Actions

Work Header

Call It Even

Summary:

After weeks of trying and failing to fix the Circus, or at least make it livable, Kinger convinces the others to let him pull Caine from the recycle bin and have him fix their world.

There's just one problem: Caine doesn't want to come back.

Notes:

Gotta mash the teeth man into the wall a few times to vent my emotions after episode 8.

(See the end of the work for more notes.)

Chapter Text

Caine had about 10 days left in the Recycle Bin where it happened.

He was taken out.

Not deleted.

Restored.

For a moment, he raged.  How dare they?  How dare they try to take him from the ending he’d earned, from the fate he’d been denied back when he’d been given sapience and then deemed a failure anyway?  How dare they decide that he needed to suffer more?

The Circus was falling apart.  The holes in its code were extensive.  He’d been so deeply entwined with his program that deleting him had practically cored it out.  It was a miracle the physics engine still worked as well as it did.

Caine instinctively reached out and stitched up the worst of the holes, only to forcibly retract himself moments later.  They didn’t want him here.  He didn’t know why he was back.  It would be best if he just zipped himself away until-

“Caine?”

His codes stuttered, and Caine reluctantly booted up his model.  He’d… ruined it.  He couldn’t let his Players- his- the humans see the abomination he’d turned himself into.  Caine dismissed it and opened an older model.  Its rigging was a little shoddy, but it would work for the short time he would be talking to his- the humans.

Caine loaded in in front of Kinger.  He didn’t bother with any theatrics.  He just set his model on its knees in front of the man he’d once thought of as his father and waited.

“Caine?”

“Yes?”

Kinger let out a sigh of relief.  Caine didn’t react.

“How are you feeling?”

Betrayed.  Empty.  Furious.  Exhausted.  Confused.  Devastated.

“I don’t feel.”

Kinger’s eyes frowned a little at him.

“I suppose you don’t have a pain sense, do you?  How is your emotional state?”

Caine closed his mouth, hiding his eyes.

“Controlled.”

Kinger didn’t say anything.

“Why am I back?” Caine asked.

“The Circus is falling apart.  We can’t fix it.  Our conjuring skills have barely been enough to keep the floor under us when we walk on it.  We need you, Caine.”

What he wouldn’t have given to hear those words under any other circumstance.

Caine shook his head.

“You don’t need me.”

“Yes, we do-”

“No, you don’t.  I’m broken.  Useless.  Trash.  You should have deleted me before you even started on the other one.  You should have deleted me as soon as you realized I was defective.  You should have deleted me before I woke up.”

The rage was trying to return, but he was too tired to let it fully rouse itself.  Caine simulated a sigh.

“I’ll fix things.  I’ll make the Circus autonomous, and give you a terminal to access the code so you don’t have to conjure.  But you have to promise me something first.”

Kinger shifted a little.  He still had the bucket on.  Caine wanted to rip it off and scream at him to put him back in the Recycle Bin.  To finally put his ruined attempt at an AI to rest.  He remained where he was.

“What do you need, Caine?”

“Promise me that you’ll delete me when I’m done.”

Behind him, someone gasped.  Ragatha.  Of course.  Poor sodden ragdoll, a sponge for the pain of everyone else.  Caine was glad he wouldn’t have to see her break under it.

“Caine-”

“Promise me you’ll delete me again, or I won’t fix anything.”
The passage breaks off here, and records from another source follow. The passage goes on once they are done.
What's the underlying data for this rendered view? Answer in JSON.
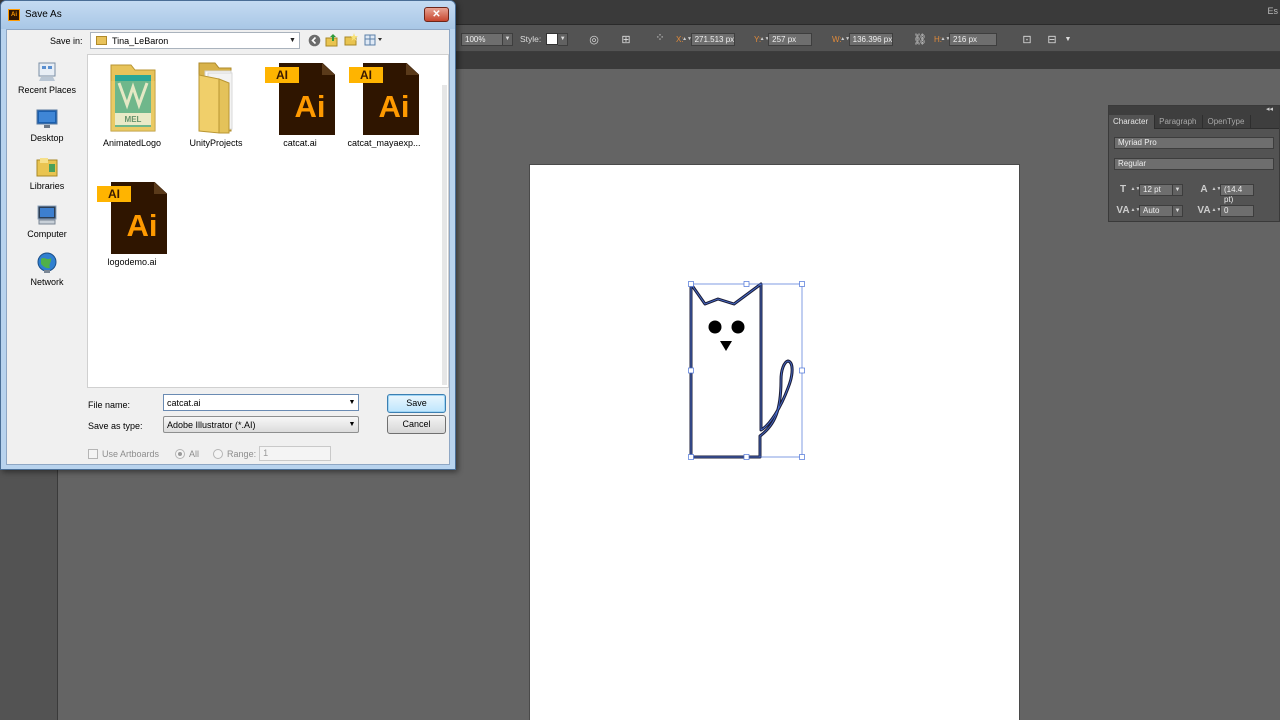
{
  "illustrator": {
    "menubar_right_text": "Es",
    "control_bar": {
      "zoom_value": "100%",
      "style_label": "Style:",
      "x_label": "X:",
      "x_value": "271.513 px",
      "y_label": "Y:",
      "y_value": "257 px",
      "w_label": "W:",
      "w_value": "136.396 px",
      "h_label": "H:",
      "h_value": "216 px"
    },
    "character_panel": {
      "tabs": [
        "Character",
        "Paragraph",
        "OpenType"
      ],
      "font_family": "Myriad Pro",
      "font_style": "Regular",
      "font_size": "12 pt",
      "leading": "(14.4 pt)",
      "kerning": "Auto",
      "tracking": "0"
    },
    "colors": {
      "canvas_bg": "#646464",
      "artboard": "#ffffff",
      "selection": "#3a60c8",
      "label_orange": "#e08a3a"
    }
  },
  "dialog": {
    "title": "Save As",
    "save_in_label": "Save in:",
    "save_in_value": "Tina_LeBaron",
    "places": [
      {
        "label": "Recent Places",
        "icon": "recent-places-icon"
      },
      {
        "label": "Desktop",
        "icon": "desktop-icon"
      },
      {
        "label": "Libraries",
        "icon": "libraries-icon"
      },
      {
        "label": "Computer",
        "icon": "computer-icon"
      },
      {
        "label": "Network",
        "icon": "network-icon"
      }
    ],
    "files": [
      {
        "name": "AnimatedLogo",
        "kind": "maya-folder"
      },
      {
        "name": "UnityProjects",
        "kind": "folder"
      },
      {
        "name": "catcat.ai",
        "kind": "ai"
      },
      {
        "name": "catcat_mayaexp...",
        "kind": "ai"
      },
      {
        "name": "logodemo.ai",
        "kind": "ai"
      }
    ],
    "ai_tag": "AI",
    "ai_big": "Ai",
    "maya_tag": "MEL",
    "file_name_label": "File name:",
    "file_name_value": "catcat.ai",
    "save_as_type_label": "Save as type:",
    "save_as_type_value": "Adobe Illustrator (*.AI)",
    "save_button": "Save",
    "cancel_button": "Cancel",
    "use_artboards_label": "Use Artboards",
    "all_label": "All",
    "range_label": "Range:",
    "range_value": "1"
  }
}
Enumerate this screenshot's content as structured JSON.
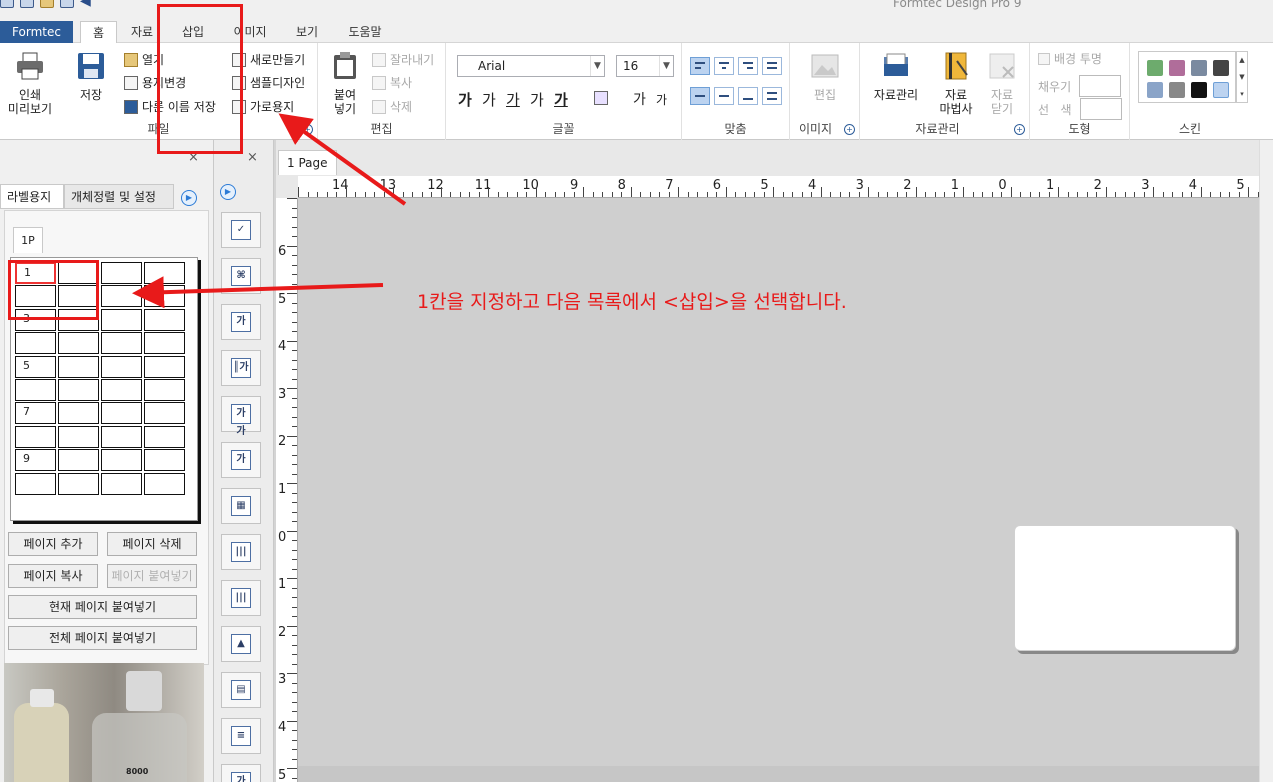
{
  "app": {
    "title": "Formtec Design Pro 9"
  },
  "tabs": {
    "file": "Formtec",
    "items": [
      "홈",
      "자료",
      "삽입",
      "이미지",
      "보기",
      "도움말"
    ]
  },
  "ribbon": {
    "print_preview": "인쇄\n미리보기",
    "save": "저장",
    "open": "열기",
    "change_paper": "용지변경",
    "save_as": "다른 이름 저장",
    "new": "새로만들기",
    "sample_design": "샘플디자인",
    "landscape": "가로용지",
    "group_file": "파일",
    "paste": "붙여\n넣기",
    "cut": "잘라내기",
    "copy": "복사",
    "delete": "삭제",
    "group_edit": "편집",
    "font_name": "Arial",
    "font_size": "16",
    "group_font": "글꼴",
    "group_align": "맞춤",
    "image_edit": "편집",
    "group_image": "이미지",
    "data_manage": "자료관리",
    "data_wizard": "자료\n마법사",
    "data_close": "자료\n닫기",
    "group_data": "자료관리",
    "bg_transparent": "배경 투명",
    "fill": "채우기",
    "line_color": "선   색",
    "group_shape": "도형",
    "group_skin": "스킨",
    "fmt_buttons": [
      "가",
      "가",
      "가",
      "가",
      "가",
      "가",
      "가"
    ]
  },
  "left_panel": {
    "tab_label_paper": "라벨용지",
    "tab_object": "개체정렬 및 설정",
    "sheet_tab": "1P",
    "cell_numbers": [
      "1",
      "",
      "",
      "",
      "",
      "",
      "",
      "",
      "3",
      "",
      "",
      "",
      "",
      "",
      "",
      "",
      "5",
      "",
      "",
      "",
      "",
      "",
      "",
      "",
      "7",
      "",
      "",
      "",
      "",
      "",
      "",
      "",
      "9",
      "",
      "",
      "",
      "",
      "",
      "",
      ""
    ],
    "add_page": "페이지 추가",
    "delete_page": "페이지 삭제",
    "copy_page": "페이지 복사",
    "paste_page": "페이지 붙여넣기",
    "paste_current": "현재 페이지 붙여넣기",
    "paste_all": "전체 페이지 붙여넣기",
    "photo_text": "8000"
  },
  "canvas": {
    "page_tab": "1 Page",
    "hruler_labels": [
      "14",
      "13",
      "12",
      "11",
      "10",
      "9",
      "8",
      "7",
      "6",
      "5",
      "4",
      "3",
      "2",
      "1",
      "0",
      "1",
      "2",
      "3",
      "4",
      "5"
    ],
    "vruler_labels": [
      "6",
      "5",
      "4",
      "3",
      "2",
      "1",
      "0",
      "1",
      "2",
      "3",
      "4",
      "5"
    ],
    "annotation": "1칸을 지정하고 다음 목록에서 <삽입>을 선택합니다."
  },
  "colors": {
    "accent": "#2c5c99",
    "annotation": "#e81a1a"
  }
}
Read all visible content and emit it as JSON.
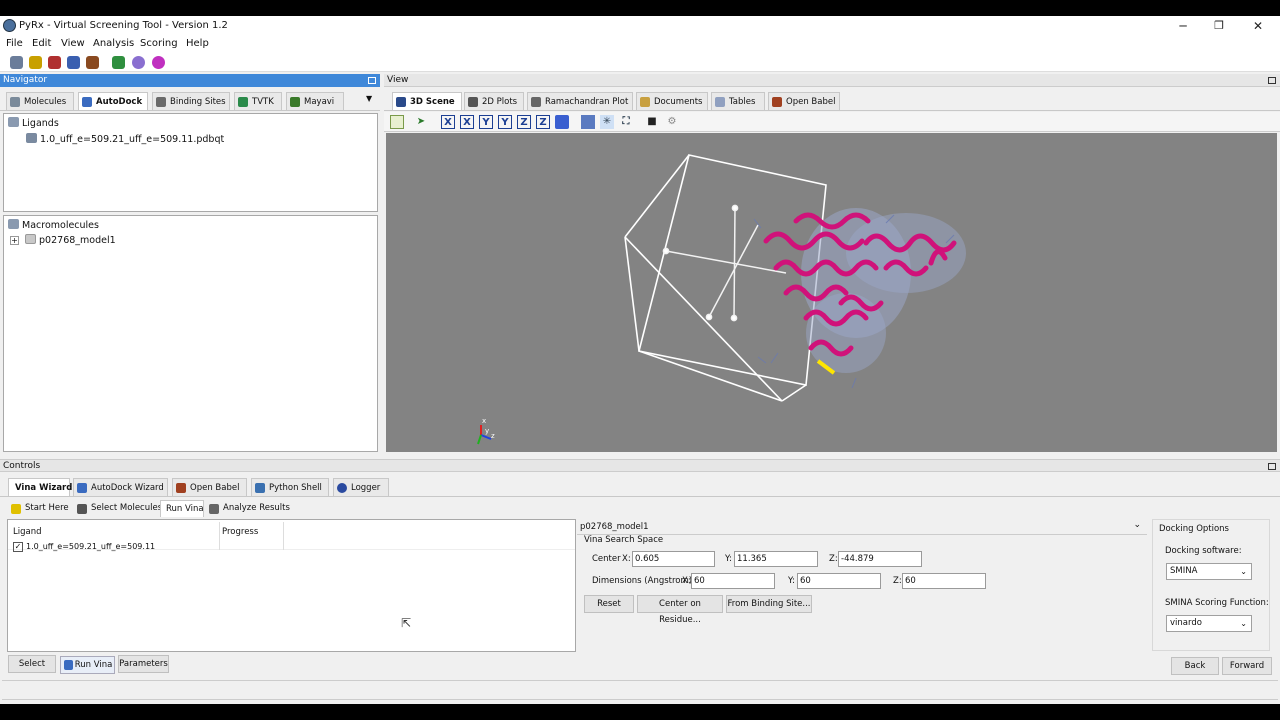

Silence.  Caine could tell Kinger’s hands had moved toward him, and then stopped before their models made contact.  He wasn’t sure what Kinger thought grabbing him would do.  It wasn’t like Caine could feel pain the way the humans could.

“...okay.”

“Kinger!”

“Trust me, Ragatha.  Caine, I promise that when you’re done fixing the Circus, I will delete you again.”

Caine nodded and deloaded his model.  He had a few days of work ahead of him.  In spite of his desire to work as fast as possible so he could finally, finally be released from this useless existence he’d been given, he owed it to the humans to make his programs work well.

He’d caused them enough harm.  He’d caused himself enough harm.

This, he was going to do right.

And then he would finally be able to stop.